The goal of any software evaluation is to gather the available data and come up with a rational, reasonable decision. The market and technology is constantly shifting, new software versions and vendors come onto the market, yesterday’s tech leaders are today’s also rans, even our business requirements can be fluid as well. We know what we’re lacking today in our business model, but just as the theory of constraints shows us, fixing the squeaky wheel generally creates another squeak, louder and more costly downstream.
So how do we make the best decision - the rational, reasonable decision?
Dr Philip Mizzi, economics professor at Arizona State University West teaches MBA students to analyze the why’s and wherefores of how businesses make decisions. While regression theory, value of information and probabilities are all relevant - perhaps the most important tenant to understanding decision making is that Rational Choice is based on the decision maker’s current assets. Current assets defined as not simply financial, but also time and information and so forth. And this is best illustrated in the extremes.

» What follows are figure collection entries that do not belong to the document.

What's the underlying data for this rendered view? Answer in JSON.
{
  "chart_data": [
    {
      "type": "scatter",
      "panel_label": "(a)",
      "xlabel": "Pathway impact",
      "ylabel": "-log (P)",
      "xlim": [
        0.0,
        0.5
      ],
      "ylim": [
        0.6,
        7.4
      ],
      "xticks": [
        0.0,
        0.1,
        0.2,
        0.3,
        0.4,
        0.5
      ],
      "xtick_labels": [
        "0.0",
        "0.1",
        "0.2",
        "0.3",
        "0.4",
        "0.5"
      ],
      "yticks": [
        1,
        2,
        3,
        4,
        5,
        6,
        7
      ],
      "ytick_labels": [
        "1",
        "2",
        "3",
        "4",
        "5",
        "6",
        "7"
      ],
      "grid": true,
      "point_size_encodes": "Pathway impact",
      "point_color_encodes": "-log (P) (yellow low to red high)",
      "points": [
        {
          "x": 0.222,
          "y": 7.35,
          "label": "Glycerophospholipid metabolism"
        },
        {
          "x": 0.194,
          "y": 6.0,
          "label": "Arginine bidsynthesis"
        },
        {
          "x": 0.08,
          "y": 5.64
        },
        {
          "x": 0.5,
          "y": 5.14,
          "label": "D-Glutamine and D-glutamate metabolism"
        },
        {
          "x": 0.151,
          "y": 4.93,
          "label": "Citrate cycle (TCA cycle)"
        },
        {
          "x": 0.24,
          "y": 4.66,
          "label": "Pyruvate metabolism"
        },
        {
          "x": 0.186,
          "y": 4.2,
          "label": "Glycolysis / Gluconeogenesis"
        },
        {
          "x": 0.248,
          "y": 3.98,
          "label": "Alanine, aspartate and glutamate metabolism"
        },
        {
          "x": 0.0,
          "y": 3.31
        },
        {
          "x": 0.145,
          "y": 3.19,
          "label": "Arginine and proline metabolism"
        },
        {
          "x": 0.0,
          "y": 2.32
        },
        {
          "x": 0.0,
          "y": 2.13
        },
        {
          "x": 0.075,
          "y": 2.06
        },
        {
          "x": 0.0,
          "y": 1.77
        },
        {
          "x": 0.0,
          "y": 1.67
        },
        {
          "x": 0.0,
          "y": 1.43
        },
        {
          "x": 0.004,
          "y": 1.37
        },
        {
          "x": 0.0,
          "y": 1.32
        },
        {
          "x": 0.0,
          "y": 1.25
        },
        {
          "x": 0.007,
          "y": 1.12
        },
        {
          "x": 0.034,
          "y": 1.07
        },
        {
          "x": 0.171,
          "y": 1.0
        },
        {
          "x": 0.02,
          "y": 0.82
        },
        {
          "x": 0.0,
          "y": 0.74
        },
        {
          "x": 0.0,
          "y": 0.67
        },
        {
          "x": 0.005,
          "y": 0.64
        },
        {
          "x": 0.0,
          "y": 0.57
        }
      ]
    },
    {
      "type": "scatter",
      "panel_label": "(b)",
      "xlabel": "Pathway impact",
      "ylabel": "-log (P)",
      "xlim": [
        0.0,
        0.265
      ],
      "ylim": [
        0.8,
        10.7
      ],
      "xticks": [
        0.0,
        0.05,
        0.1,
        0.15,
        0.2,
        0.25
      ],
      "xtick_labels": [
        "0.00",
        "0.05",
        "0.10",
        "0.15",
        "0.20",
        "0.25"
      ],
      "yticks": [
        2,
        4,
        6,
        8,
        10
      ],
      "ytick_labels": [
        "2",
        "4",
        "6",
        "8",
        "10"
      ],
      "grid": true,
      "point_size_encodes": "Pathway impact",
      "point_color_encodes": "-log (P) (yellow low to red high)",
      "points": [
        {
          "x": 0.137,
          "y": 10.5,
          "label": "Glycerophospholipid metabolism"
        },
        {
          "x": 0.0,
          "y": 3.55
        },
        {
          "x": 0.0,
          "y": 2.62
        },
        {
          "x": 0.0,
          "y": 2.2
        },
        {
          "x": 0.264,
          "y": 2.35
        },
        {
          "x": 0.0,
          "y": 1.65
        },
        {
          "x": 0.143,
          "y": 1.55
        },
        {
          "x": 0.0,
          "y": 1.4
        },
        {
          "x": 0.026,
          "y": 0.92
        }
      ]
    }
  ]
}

For example, is robbing a bank a rational decision? Our current asset, information about other bank robberies gathered from the 6 O’clock Eyewitness News, tells us that few bank robbers get away with it, most bank branches don’t have a great deal of cash on hand, there are cameras, dye packs, security... so most of us decide that wouldn’t be a rational choice - the cost of getting caught outweighs the probability that we’d get away with sufficient cash to make it worthwhile - thus we arrive at the decision ‘robbing the bank is not rational’.
Now let’s change the current assets of the decision maker. Say for some reason, the life of your child depended on your robbing that bank, if your current asset was information that your child would come to immeasurable harm unless you rob the bank within the next 20 minutes - you may well decide the life of your child outweighs the possible cost of 5-15 in Sing Sing - so in that case, under those conditions, with those current assets, we arrive at the decision ‘robbing the bank IS rational’.
So how does this affect a companies’ Software Evaluation?
Primarily, once we’ve bought, installed and implemented ERP software, all of our reports, all of our information on costs, price, market performance, literally thousands of future business decisions will be based on the information (current assets) of your managers (decision makers). So knowing that so much rides on our selection of ERP software, literally the value of all future decisions, is it enough to simply make a rational decision? Or is this one key decision too important to leave to chance, untested evaluation methods, even the best processes we can imagine - having very little background in selecting software from which to rely on?
Secondly, Our decision on which ERP software to purchase, how we implement and deploy, when and what we’re going to devote to the project - all relies on the information we have available to us at the time of the decision. If we decide on incomplete information, our end choice can be less than optimum. If we place too great a value on the wrong information, a completely rational choice while certainly rational, may also be entirely wrong.
Also - we need to assess the cost of perfect information. Understood, that if you took your entire management team and devoted them exclusively to finding software companies and vendors, undergoing endless demos and pilot room tests, visited headquarters and development centers, client sites, user group conventions, in 6, 8, 10, or 18 months depending on your team’s productivity, you’d amass a great deal of information. You’d also have lost out on 6-18 months productivity from your most senior staff. But wait, as they say, there’s more. One moderately successful ERP client recently boosted bottom line profits by $350,000 in a single quarter. Should you have the same success, your 18-month evaluation process just cost you $1.57m in lost opportunity cost.
Enter a new vision
We take the experience of literally hundreds of successful (and many not-so-successful) software evaluations and re-create the most effective decision making guides, tools, resources, and methodologies all with the goal of identifying the right information for your business in a reasonable amount of time. We look at where previous committees have gone wrong and let you learn from other’s expensive mistakes. We create the current assets, useable information, with the emphasis on the critical information that allows your team to make the rational and optimal decision.
If you’re like most companies, you may select your core business software once every 8-10 years. So if Joe The Project Manager has been with the company for 20 years, he may have the experience of 1 or 2 software implementations to go on.
Might Joe make a different decision if he’d been involved in over 300 software evaluations in the last 10 years? He might have picked up a trick or two.
That’s where we offer advice and consultation, giving you the information you need to make a rational decision.
But wait, you say, as a representative of a particular software - aren’t all your recommendations going to lead to your own particular ERP offering? That would be a good trick if we could pull it off. However, consider that by showing our client companies what to look for - identifying what’s important - establishing a roadmap for success we’re betting a better educated customer will make a more rational decision - and a better educated customer will utilize the software more effectively - making a better case study and market recommendation - so you see, it’s in our best interests to help you find the right software solution - both for our short and long term success, and more importantly, your short and long term success.